Les États-Unis n’ont pas réussi à l’emporter militairement sur la Corée lors de la guerre de 1950 à 53. Les États-Unis ont perdu les guerres suivantes au Vietnam, en Afghanistan et en Irak. L’alliance de l’OTAN n’a pas suffi à modifier l’un ou l’autre de ces résultats. Le soutien militaire et financier américain à l’Ukraine et la guerre massive de sanctions des États-Unis et de l’OTAN contre la Russie se sont avérés jusqu’à présent des échecs et le resteront probablement. Les programmes de sanctions américains contre Cuba, l’Iran et la Chine ont également échoué. Pendant ce temps, l’alliance des BRICS contrecarre les politiques américaines visant à protéger son empire, y compris sa guerre de sanctions, avec une efficacité croissante.
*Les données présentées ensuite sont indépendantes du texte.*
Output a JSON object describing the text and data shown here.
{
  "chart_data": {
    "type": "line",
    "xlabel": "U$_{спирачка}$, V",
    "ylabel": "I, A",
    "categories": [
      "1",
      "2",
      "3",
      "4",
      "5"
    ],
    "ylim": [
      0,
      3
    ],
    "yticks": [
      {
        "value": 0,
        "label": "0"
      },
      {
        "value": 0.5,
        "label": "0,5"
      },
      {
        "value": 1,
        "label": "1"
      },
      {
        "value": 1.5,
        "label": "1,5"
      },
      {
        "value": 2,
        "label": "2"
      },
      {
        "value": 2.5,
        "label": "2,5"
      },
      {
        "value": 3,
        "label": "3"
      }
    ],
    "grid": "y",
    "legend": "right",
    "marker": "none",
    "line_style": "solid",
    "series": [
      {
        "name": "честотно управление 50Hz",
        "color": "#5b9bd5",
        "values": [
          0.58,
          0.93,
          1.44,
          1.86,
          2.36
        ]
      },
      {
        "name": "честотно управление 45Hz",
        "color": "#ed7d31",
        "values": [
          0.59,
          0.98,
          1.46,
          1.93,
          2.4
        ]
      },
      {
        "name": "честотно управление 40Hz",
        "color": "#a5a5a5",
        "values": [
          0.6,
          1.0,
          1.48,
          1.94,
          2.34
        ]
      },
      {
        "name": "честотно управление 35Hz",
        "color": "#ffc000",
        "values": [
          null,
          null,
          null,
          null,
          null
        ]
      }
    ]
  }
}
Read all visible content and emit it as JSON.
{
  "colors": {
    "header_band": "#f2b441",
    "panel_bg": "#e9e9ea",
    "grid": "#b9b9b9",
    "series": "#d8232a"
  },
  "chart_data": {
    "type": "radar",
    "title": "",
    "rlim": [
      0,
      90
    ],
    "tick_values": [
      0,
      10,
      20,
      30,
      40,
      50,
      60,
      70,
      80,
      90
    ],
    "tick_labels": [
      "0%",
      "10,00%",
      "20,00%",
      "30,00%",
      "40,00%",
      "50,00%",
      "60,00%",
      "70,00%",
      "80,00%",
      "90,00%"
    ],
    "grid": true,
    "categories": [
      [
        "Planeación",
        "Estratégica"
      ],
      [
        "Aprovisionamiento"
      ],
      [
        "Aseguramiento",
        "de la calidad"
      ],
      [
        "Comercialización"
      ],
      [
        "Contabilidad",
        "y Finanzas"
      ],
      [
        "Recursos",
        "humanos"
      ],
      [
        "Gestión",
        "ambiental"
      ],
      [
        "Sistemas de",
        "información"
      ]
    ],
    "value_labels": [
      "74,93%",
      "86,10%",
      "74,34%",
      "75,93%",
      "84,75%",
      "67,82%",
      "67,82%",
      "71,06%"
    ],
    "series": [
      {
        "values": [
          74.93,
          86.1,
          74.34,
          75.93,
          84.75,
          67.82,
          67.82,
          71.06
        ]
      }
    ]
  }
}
Dans les domaines du commerce, de l’investissement et de la finance, il est possible d’évaluer différemment le déclin de l’empire américain. L'un des indices est la baisse du dollar américain en tant que réserve pour les banques centrales d'autres pays. Un autre indice est le volume des échanges commerciaux, des prêts et des investissements en baisse.

Considérons donc le déclin du dollar américain aux côtés des actifs libellés en dollars comme un moyen souhaité au niveau international pour maintenir la richesse. Dans les pays du Sud, les pays, les industries ou les entreprises à la recherche de commerce, de prêts ou d’investissements se sont souvent rendus à Londres, Washington ou Paris pendant des décennies ; ils ont maintenant d'autres options. Au lieu de cela, ils peuvent se rendre à Pékin, New Delhi ou Moscou, où ils bénéficient souvent de conditions plus attractives.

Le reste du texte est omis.